As liberal professors teach students to be politically and socially active, traditional course material becomes lost. Becoming an agent of social change becomes more important than ensuring classic foundations. Kyle Huwa, a student at Stanford and the President of the Stanford Conservative Society, nuanced the contributing factors to the disappearance of such a curriculum.

“The disappearance has been happening over the course of several decades. Some of this is the result of modernization, because technical skills are more and more valuable…I believe any liberalization occurring at Stanford is coming from many more factors than just faculty bias,” Huwa noted. The demand for undergraduate students with tangible skills that can be used in the job market highly contributes to time taken away from teaching core values. If our society’s demands are changing, then professors are more likely to teach different as well.
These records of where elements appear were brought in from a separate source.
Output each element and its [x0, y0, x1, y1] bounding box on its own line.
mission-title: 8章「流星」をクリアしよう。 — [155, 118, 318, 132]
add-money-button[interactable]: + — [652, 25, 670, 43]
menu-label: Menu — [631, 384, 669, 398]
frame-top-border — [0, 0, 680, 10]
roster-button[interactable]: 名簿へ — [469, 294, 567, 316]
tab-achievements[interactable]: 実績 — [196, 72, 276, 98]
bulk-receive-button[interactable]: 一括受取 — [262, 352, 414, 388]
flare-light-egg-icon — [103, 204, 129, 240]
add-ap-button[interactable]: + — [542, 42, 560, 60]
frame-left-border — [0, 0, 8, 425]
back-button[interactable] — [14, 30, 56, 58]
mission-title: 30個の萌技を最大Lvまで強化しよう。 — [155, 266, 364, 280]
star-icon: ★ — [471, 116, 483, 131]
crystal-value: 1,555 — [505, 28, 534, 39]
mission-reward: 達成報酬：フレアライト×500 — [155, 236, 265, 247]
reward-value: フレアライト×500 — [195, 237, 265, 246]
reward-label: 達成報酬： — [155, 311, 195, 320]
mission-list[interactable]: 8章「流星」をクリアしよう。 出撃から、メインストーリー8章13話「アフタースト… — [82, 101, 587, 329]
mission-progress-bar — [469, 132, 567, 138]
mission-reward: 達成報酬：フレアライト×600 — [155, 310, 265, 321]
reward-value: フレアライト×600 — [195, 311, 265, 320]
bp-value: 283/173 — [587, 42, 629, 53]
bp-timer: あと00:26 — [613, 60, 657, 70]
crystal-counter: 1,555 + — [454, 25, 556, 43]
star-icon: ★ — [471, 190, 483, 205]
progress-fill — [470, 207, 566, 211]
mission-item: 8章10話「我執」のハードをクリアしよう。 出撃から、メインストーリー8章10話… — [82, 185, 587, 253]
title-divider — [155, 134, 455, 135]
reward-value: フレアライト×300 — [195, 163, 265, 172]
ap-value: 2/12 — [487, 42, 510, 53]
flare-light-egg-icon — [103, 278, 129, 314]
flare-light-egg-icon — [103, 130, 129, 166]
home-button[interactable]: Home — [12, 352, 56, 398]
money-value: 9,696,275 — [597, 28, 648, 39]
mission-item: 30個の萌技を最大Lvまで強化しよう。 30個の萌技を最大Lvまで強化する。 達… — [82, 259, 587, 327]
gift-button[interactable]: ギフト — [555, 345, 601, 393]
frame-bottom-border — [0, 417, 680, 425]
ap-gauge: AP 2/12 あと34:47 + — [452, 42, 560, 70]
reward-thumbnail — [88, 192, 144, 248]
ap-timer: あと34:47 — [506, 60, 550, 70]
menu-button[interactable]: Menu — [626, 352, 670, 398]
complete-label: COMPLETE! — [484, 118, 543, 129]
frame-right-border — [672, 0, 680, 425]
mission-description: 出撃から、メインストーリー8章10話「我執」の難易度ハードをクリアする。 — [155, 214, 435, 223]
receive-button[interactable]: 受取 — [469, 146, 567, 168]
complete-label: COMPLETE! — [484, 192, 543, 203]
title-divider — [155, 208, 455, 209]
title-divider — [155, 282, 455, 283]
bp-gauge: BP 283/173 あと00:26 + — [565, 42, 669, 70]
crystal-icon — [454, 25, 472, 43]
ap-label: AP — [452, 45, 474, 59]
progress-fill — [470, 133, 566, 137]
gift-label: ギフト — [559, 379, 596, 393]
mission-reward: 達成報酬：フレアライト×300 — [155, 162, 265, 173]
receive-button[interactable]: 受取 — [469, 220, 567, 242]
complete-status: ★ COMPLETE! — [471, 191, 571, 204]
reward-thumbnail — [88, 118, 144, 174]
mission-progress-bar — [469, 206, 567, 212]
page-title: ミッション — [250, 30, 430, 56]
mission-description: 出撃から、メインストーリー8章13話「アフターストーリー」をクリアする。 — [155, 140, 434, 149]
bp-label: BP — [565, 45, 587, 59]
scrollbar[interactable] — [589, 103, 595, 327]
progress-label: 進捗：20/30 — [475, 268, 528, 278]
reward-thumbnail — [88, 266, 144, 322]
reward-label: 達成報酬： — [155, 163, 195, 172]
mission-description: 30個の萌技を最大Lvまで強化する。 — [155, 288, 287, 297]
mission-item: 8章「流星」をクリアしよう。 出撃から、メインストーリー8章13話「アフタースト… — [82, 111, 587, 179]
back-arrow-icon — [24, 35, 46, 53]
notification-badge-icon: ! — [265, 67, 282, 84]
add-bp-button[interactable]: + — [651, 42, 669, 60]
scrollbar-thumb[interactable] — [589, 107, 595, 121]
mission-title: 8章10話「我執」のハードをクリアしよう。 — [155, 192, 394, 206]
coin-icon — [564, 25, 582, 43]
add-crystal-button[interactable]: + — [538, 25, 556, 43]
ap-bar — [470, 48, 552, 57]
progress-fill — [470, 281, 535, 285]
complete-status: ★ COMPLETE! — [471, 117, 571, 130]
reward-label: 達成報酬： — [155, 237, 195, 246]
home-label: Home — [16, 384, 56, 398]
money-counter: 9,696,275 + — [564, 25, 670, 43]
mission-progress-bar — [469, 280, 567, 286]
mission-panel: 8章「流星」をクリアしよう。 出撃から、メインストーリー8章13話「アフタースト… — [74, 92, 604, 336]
Berkowitz’s perspective is based on the idea that professors are not only politically engaged but teach their students to be active as well. However, earlier this year, the Review published an article about the presence of liberal professors on campus and the decrease in trend of politically active professors. Berkowitz answered this claim with a nuance.

“There needn’t be any contradiction. No doubt professors are more professionally oriented…You may not be active outside of campus. But if your scholarly field is designed in such a way to promote a political agenda, then you are skewed away from a traditional core. The career is one of advocacy and that moves into the classroom,” Berkowitz explained. Although professor may not picket with students during protests, their ideologies seep into the classroom and are not challenged.

As students are increasingly less required to take traditional core classes that educate students on the perspectives of different philosophers and historians, making sure to inculcate our national history as a prerequisite to life, Berkowitz notices a problem in our educational system. There is recognition that students only have so much time in college and that universities cannot do everything. However, “some colleges don’t even require literature majors to read Shakespeare,” Berkowitz explained. These are the fundamental issues that must be addressed.

A balance must be formulated between pushing students to do something beyond the classroom, making sure that objective perspectives are inculcated in the classroom and presenting students with the foundations for the studies they want to pursue. Berkowitz proposes a concerted effort between professors, administrators and alumni, who all have a vested interest in the system.

“Alums who pay a huge amount of money to enable Stanford to operate. In the end, for there to be a change, each of these groups are going to have to exert some pressure. We must expose students to treasures of western civilizations, to educate them from who they are and where they come from, to expose them to the best of what has been thought and said,” Berkowitz concluded.